A Closer Look at the Benefits
Health savings accounts (HSA) are used in conjunction with a high deductible health plan and offer four tax advantages compared to traditional savings and investment accounts:
- Your own contributions to the HSA are tax-deductible.
- Employer contributions to your HSA are excluded from your taxable income.
- Interest, dividends, and gains earned on your funds inside the HSA are not subject to federal tax.
- Distributions from the HSA are tax-free as long as the funds are spent on eligible medical, dental, and healthcare expenses.

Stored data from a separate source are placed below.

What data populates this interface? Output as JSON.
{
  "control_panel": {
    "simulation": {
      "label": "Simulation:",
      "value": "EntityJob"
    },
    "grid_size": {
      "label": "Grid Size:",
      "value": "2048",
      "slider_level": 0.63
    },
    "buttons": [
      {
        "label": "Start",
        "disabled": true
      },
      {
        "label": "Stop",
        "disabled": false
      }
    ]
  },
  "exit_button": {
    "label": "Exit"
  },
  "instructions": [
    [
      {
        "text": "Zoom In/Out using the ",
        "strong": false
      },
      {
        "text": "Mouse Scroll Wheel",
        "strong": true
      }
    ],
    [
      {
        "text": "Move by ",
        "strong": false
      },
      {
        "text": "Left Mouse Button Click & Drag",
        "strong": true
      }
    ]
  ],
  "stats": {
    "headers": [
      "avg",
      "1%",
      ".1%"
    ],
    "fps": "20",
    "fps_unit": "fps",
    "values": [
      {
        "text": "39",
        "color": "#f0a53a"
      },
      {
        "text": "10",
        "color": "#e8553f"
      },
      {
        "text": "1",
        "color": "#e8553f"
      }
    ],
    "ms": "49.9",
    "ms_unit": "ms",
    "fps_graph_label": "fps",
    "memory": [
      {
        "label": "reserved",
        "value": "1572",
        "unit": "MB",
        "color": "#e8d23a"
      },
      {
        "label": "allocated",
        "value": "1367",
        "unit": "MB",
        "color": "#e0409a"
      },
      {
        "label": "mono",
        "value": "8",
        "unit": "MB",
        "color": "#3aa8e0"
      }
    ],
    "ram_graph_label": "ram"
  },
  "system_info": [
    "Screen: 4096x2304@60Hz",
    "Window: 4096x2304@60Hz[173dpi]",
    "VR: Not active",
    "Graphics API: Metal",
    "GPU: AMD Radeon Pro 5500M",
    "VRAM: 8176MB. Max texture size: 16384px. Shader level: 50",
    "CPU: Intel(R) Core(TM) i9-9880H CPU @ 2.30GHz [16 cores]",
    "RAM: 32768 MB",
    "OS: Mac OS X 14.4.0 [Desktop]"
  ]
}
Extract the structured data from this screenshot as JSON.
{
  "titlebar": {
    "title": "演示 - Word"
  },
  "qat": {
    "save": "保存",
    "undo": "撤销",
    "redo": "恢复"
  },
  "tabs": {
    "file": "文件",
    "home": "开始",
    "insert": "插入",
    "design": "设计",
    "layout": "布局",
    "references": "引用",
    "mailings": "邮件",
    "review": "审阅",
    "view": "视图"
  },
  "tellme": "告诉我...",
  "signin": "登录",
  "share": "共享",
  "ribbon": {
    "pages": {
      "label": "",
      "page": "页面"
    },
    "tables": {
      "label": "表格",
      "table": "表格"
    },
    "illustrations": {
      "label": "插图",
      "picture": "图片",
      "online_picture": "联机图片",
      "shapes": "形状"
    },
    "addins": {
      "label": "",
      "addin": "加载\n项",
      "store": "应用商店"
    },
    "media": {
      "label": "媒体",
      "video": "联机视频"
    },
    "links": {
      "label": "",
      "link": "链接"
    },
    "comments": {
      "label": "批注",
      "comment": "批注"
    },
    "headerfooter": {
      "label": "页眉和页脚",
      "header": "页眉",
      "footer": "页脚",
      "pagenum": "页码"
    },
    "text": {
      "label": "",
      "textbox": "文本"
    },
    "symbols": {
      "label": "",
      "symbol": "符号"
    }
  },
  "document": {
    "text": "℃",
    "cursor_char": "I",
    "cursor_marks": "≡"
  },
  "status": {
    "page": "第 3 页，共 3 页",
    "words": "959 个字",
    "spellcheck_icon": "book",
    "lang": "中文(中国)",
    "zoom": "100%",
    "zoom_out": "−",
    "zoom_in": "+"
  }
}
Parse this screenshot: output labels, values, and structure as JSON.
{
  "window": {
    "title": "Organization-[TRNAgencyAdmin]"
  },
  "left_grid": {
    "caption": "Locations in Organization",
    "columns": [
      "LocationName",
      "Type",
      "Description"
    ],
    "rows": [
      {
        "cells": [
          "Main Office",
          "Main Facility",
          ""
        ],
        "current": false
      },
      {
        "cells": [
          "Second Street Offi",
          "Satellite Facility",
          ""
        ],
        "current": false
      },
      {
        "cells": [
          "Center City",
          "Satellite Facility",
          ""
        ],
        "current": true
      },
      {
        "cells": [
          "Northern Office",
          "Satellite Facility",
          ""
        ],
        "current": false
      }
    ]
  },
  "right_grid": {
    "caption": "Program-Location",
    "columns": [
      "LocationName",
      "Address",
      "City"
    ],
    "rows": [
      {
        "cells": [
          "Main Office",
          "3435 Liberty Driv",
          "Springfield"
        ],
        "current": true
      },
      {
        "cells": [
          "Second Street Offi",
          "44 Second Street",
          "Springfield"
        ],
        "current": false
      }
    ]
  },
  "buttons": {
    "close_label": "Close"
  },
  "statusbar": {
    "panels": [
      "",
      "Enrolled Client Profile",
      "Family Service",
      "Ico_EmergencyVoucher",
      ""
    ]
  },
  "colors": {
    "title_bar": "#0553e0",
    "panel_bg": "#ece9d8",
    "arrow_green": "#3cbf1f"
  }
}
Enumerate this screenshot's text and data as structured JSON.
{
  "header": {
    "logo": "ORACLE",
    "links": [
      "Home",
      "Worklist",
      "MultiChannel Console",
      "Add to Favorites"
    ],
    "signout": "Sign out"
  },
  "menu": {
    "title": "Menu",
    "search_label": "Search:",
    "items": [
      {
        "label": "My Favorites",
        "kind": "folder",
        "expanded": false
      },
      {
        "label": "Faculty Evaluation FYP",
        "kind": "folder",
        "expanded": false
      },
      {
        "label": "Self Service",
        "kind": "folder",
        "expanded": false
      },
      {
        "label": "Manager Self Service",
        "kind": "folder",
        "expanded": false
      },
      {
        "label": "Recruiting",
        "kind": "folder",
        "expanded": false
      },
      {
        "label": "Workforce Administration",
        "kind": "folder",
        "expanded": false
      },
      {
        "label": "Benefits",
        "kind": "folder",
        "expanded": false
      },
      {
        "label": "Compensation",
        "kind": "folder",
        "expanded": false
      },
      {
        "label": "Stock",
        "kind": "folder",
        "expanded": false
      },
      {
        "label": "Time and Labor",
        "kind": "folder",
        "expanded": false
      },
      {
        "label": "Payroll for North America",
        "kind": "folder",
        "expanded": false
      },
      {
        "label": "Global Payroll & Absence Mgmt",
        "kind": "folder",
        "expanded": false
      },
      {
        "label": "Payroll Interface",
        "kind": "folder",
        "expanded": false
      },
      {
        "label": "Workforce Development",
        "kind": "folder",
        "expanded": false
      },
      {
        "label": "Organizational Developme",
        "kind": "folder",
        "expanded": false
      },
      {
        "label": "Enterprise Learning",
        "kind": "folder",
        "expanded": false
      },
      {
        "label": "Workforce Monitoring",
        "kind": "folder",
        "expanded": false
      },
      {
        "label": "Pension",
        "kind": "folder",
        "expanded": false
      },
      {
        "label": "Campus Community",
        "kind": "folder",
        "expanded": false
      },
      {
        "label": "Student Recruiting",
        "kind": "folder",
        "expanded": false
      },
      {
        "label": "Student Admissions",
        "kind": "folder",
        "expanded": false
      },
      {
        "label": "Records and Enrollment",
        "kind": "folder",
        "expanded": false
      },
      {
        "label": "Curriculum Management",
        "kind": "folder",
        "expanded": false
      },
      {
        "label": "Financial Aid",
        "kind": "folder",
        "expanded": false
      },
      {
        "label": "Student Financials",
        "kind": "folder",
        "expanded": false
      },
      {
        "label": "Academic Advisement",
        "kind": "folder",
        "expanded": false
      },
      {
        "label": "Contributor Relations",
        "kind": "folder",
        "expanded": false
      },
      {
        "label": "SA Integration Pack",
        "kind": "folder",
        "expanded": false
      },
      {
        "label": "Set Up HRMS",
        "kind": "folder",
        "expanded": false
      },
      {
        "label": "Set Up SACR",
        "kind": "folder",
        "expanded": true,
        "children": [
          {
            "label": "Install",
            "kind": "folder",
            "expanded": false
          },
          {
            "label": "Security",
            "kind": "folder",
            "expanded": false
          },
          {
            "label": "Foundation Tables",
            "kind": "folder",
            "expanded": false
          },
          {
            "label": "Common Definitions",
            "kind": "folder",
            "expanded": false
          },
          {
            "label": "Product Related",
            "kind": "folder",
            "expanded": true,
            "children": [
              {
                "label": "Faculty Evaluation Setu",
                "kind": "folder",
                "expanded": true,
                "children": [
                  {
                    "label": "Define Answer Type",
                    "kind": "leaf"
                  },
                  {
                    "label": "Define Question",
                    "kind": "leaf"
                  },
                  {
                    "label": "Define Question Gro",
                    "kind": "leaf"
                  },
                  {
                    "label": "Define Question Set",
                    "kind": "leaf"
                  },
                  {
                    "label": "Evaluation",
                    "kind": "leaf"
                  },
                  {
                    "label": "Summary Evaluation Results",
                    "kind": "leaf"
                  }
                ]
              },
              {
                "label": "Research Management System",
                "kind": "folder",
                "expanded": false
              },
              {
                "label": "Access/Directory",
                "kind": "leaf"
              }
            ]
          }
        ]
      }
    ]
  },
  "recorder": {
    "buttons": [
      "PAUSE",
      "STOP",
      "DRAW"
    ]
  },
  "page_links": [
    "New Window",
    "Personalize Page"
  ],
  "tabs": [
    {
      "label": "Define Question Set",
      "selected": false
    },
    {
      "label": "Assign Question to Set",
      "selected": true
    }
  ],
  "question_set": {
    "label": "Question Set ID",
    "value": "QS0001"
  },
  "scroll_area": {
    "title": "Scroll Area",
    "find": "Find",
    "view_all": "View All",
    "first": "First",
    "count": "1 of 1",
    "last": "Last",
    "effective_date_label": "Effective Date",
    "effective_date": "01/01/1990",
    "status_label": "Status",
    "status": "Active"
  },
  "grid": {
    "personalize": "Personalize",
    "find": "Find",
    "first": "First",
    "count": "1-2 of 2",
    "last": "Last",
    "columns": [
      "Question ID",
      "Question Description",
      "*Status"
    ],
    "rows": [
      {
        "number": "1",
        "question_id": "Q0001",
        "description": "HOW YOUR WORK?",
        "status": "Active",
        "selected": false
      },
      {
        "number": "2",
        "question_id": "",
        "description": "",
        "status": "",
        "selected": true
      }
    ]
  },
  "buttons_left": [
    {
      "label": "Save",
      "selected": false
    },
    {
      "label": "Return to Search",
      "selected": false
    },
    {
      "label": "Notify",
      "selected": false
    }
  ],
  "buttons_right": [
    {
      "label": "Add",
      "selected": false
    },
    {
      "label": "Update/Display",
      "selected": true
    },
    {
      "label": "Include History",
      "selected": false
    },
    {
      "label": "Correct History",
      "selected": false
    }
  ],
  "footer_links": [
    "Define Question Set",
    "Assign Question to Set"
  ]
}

A health savings account (HSA) lets you set aside money on a pre-tax basis to pay for qualified medical expenses. Following are the HSA limits for 2020 and 2021:
Eligible healthcare expenses include prescription medications, prescription eyeglasses, and fees paid to health care professionals or hospitals, just to name a few. With a few exceptions, HSA distributions not spent on eligible medical expenses are taxable.
HSAs can also be used to buy over-the-counter medicines as long as your doctor gives you a prescription for it. Additionally, you can tap into your HSA to buy long-term care insurance or to pay for health insurance premiums when you are unemployed.
Despite their attractive tax advantages, health savings accounts are not for everyone. One drawback is that you’ll need to have a high-deductible health insurance plan to be eligible to open and contribute to an HSA. “High deductible” means you’ll be responsible for paying all or a significant portion of your medical expenses out of your own pocket.